= Butterworth's Annotated Legislation Service =

Butterworth's Annotated Legislation Service, formerly known as Butterworth's Emergency Legislation Service, contains annotated copies of certain Acts of the Parliament of the United Kingdom. It is published by Butterworths.

In 1982, Glanville Williams said that the Annotated Legislation Service was "useful" at the first appearance of an Act. It was not, however, regularly kept up to date by reissues or supplements. Williams said this was a "defect".

It has been said that "many" volumes of this work cover a single Act and have "very detailed" annotations.
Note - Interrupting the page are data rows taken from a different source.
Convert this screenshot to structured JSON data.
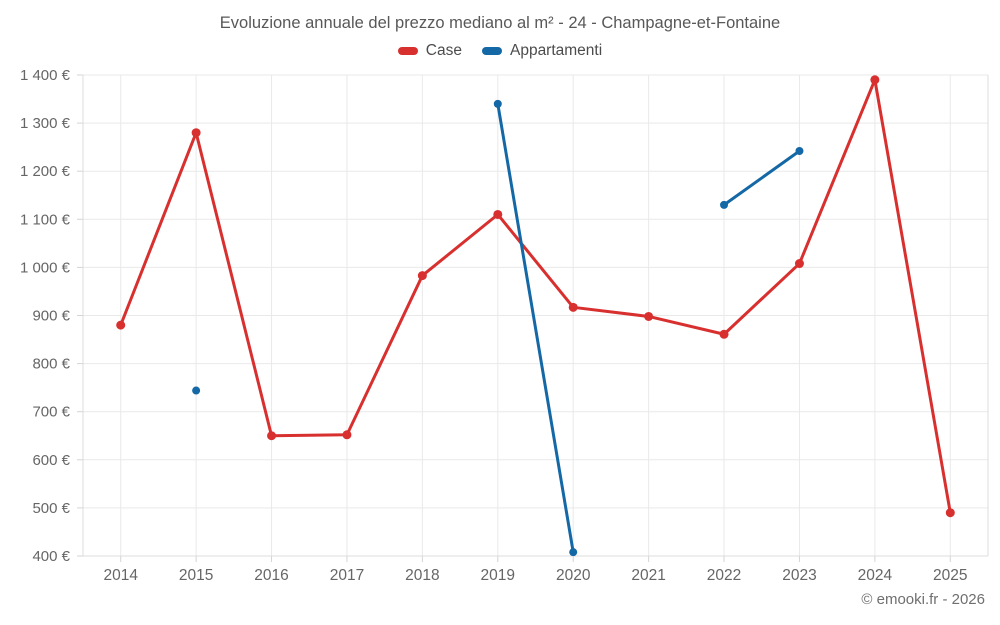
{
  "footer": {
    "credit": "© emooki.fr - 2026"
  },
  "chart_data": {
    "type": "line",
    "title": "Evoluzione annuale del prezzo mediano al m² - 24 - Champagne-et-Fontaine",
    "categories": [
      "2014",
      "2015",
      "2016",
      "2017",
      "2018",
      "2019",
      "2020",
      "2021",
      "2022",
      "2023",
      "2024",
      "2025"
    ],
    "series": [
      {
        "name": "Case",
        "color": "#d8302f",
        "marker_radius": 4.5,
        "line_width": 3,
        "values": [
          880,
          1280,
          650,
          652,
          983,
          1110,
          917,
          898,
          861,
          1008,
          1390,
          490
        ]
      },
      {
        "name": "Appartamenti",
        "color": "#1568a6",
        "marker_radius": 4,
        "line_width": 3,
        "values": [
          null,
          744,
          null,
          null,
          null,
          1340,
          408,
          null,
          1130,
          1242,
          null,
          null
        ]
      }
    ],
    "ylim": [
      400,
      1400
    ],
    "ytick_values": [
      400,
      500,
      600,
      700,
      800,
      900,
      1000,
      1100,
      1200,
      1300,
      1400
    ],
    "ytick_labels": [
      "400 €",
      "500 €",
      "600 €",
      "700 €",
      "800 €",
      "900 €",
      "1 000 €",
      "1 100 €",
      "1 200 €",
      "1 300 €",
      "1 400 €"
    ],
    "grid": true,
    "legend_position": "top",
    "span_gaps": false,
    "colors": {
      "grid": "#e9e9e9",
      "axis_border": "#dcdcdc",
      "tick": "#d4d4d4",
      "label": "#666666",
      "title": "#585858"
    }
  }
}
Publication of this work began in 1939.

==Reprints==
The following are reprints of Butterworth's Annotated Legislation Service:
- The Agriculture Act, 1947, by Anthony Cripps
- Town and Country Planning Act, 1947 (1948), by Harold A Hill and Daniel Patrick Kerrigan, is a reprint of number 48.
  - A supplement was to this book was published: Supplement to Hill and Kerrigan on the Town and Country Planning Act, 1947 (1949)
- The Companies Act, 1947, by S W Magnus
- The Finance Act, 1947, by H E Amos and Frank England
- The Electricity Act, 1947, by John Cornelius Dalton
- Valuation for Compensation and Development Charges (1948), by Ronald Collier
- The Finance Act, 1948, by William Lindsay
- The National Assistance Act, 1948 (1949), by R D Steele
- The Law of Merchandise Marks, including the Merchandise Marks Act, 1953 (March 1954), by H Fletcher Moulton and P C Landon-Davies
- Transport Act, 1953, by David Karmel and Kenneth Potter
- The Iron and Steel Act 1953, by Walter Gumbel and Kenneth Potter
- The Town and Country Planning Act 1954 (1955), by Daniel Patrick Kerrigan and J D James
- The Housing Repairs and Rents Act, 1954, by S W Magnus
- The Landlord and Tenant Act, 1954, by S W Magnus
- The Food and Drugs Act 1955, by J A O'Keefe
- The Sexual Offences Act, 1956, by C Bruce Orr. Leslie Boyd was consulting editor.
- The Rent Act, 1957, by S W Magnus
- Solicitors Act 1957 (1958), by Leslie J D Bunker
- The Caravan Sites and Control of Development Act 1960, by Graham Wilson
- The Road Traffic Acts, 1960 (1960), by Robert Schless, is a reprint of number 124
- Matrimonial Proceedings Before Magistrates (1961), by Leslie M Pugh and E Roydhouse, is a reprint of number 125.
- The Rating and Valuation Act, 1961, by E Roydhouse, is a reprint of number 129.
- The Public Health Act, 1961 (1962), by Graham Wilson, is a reprint of number 130
- Housing Act 1961, by Graham Wilson
- The Charities Act, 1960 (1962), by Lord Nathan, E G Nugee and J H Lidderdale, is a reprint of number 132.
- The Offices, Shops and Railway Premises Act 1963, by Ian Fife and E Anthony Machin, is a reprint of number 138.
- London Government Act 1963, by W Eric Jackson, is a reprint of number 138A.
- The Children and Young Persons Act 1963, by Robert Schless, is a reprint of number 139.
- J P Eddy and L L Loewe.
  - The New Law of Betting and Gaming. 1961. Reprint of number 122.
  - The New Law of Betting and Gaming. 2nd Edition. Reprint of number 140.
- The Finance Act, 1975, by J Jeffrey Cook, J M Rigby and G R N Cusworth.